Politically, however, there is an inertial frame encapsulated by the word "progress". Lefties generally treat progress as if it were the natural state of things and that its movement is to be treated as constant. And when the Republican party (which, as I said, has been moving left--i.e. in a "progressive" direction) doesn't move fast enough, it's "moving right." Well, yes, I suppose. But that's in a relative (rather than objective) sense. But once we account for the inertial frame in the equation, we see the Democratic Party racing left and the Republican Party jogging left.
I'd like to see a little saunter to the right, by which I mean a shift of personal responsibility back toward the individual, the beginnings of an objective reduction in the number and scope of government responsibilities, and a decreased willingness to attempt social engineering.
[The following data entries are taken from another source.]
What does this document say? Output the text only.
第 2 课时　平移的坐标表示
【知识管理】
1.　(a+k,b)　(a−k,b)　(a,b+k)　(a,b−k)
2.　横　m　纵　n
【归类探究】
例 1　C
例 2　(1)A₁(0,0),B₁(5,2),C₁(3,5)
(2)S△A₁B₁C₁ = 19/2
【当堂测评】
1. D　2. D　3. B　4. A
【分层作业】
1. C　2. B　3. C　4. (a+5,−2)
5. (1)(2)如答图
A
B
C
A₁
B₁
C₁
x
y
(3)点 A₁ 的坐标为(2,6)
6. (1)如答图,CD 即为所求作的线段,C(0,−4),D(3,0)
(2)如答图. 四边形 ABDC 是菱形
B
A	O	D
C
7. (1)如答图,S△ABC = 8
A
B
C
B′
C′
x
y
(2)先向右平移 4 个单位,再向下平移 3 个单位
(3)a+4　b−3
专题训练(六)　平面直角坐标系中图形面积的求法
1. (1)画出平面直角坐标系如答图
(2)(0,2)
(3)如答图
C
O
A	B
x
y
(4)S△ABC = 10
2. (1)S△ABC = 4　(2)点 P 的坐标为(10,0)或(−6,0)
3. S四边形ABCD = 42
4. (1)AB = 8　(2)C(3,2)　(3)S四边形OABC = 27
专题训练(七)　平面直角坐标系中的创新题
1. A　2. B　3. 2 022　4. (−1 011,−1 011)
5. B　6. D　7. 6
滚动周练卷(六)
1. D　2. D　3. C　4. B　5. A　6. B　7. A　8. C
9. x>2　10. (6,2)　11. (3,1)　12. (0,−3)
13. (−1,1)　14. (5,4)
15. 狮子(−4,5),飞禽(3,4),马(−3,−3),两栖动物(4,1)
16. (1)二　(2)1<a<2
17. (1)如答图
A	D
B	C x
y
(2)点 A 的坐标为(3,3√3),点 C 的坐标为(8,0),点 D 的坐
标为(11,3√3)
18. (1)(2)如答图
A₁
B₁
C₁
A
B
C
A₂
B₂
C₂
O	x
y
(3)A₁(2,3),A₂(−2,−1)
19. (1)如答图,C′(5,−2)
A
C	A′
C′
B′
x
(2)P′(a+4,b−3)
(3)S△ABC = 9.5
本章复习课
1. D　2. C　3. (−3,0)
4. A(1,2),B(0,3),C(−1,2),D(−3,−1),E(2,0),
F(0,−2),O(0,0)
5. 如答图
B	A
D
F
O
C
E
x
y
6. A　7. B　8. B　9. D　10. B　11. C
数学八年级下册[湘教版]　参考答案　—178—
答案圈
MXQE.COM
A couple nights ago, I watched the movie, Der Baader Meinhof Komplex. It's a film about the Red Army Faction (RAF) in West Germany and its rather lengthy campaign of terrorism--bombings, arsons, assassinations, kidnappings, etc. during the late 1960s and through the 1970s. In it the chief of the Federal Police, Horst Herold, argues that any response to the RAF terrorists must account for their motivations, not just their actions. His explanation of their motive? A myth.
For those of us conservatives who marvel at the unflagging insistence that our friends and neighbors on the left bring to their goals of changing the world, it is instructive to remember the power of myth: it can motivate people to political action, and it can motivate them to commit monstrous crimes (fortunately this latter effect has been relatively rare and is certainly not a necessary characteristic of those who believe the myths). It is worth pointing out, I think, that a myth is not necessarily something that is not or cannot be true, though it is certainly an expression of yearning, as C.S. Lewis observed in his essay "Myth Became Fact." To yearn is to be human, so concluding (as Eric Hoffer did in his deep little book, The True Believer) that we must cease to have expectations for the future is to deprive ourselves of a part of our humanity. The point I'm trying to make is simply that we need to be honest and humble about our expectations and yearnings.
We can begin by understanding that while change is inevitable, real progress is not the necessary result of much-sought-after change. This is where conservatives come in: we understand instinctively that making genuine improvements and achieving real progress is not easy, that there are more ways to go wrong than there are to go right, and that the best intentions can result in disastrous outcomes. We think that civilizations are inherently fragile. Moreover, they are the product of small, carefully chosen changes that accumulate over time. These little things, complete with mistakes, false starts, and clear successes, comprise something larger, and more comprehensive than any myth or ideology: all these little things taken together are tradition.
And I daresay the action of tradition is progressive--really progressive. As Margaret Thatcher said, "the facts of life are conservative."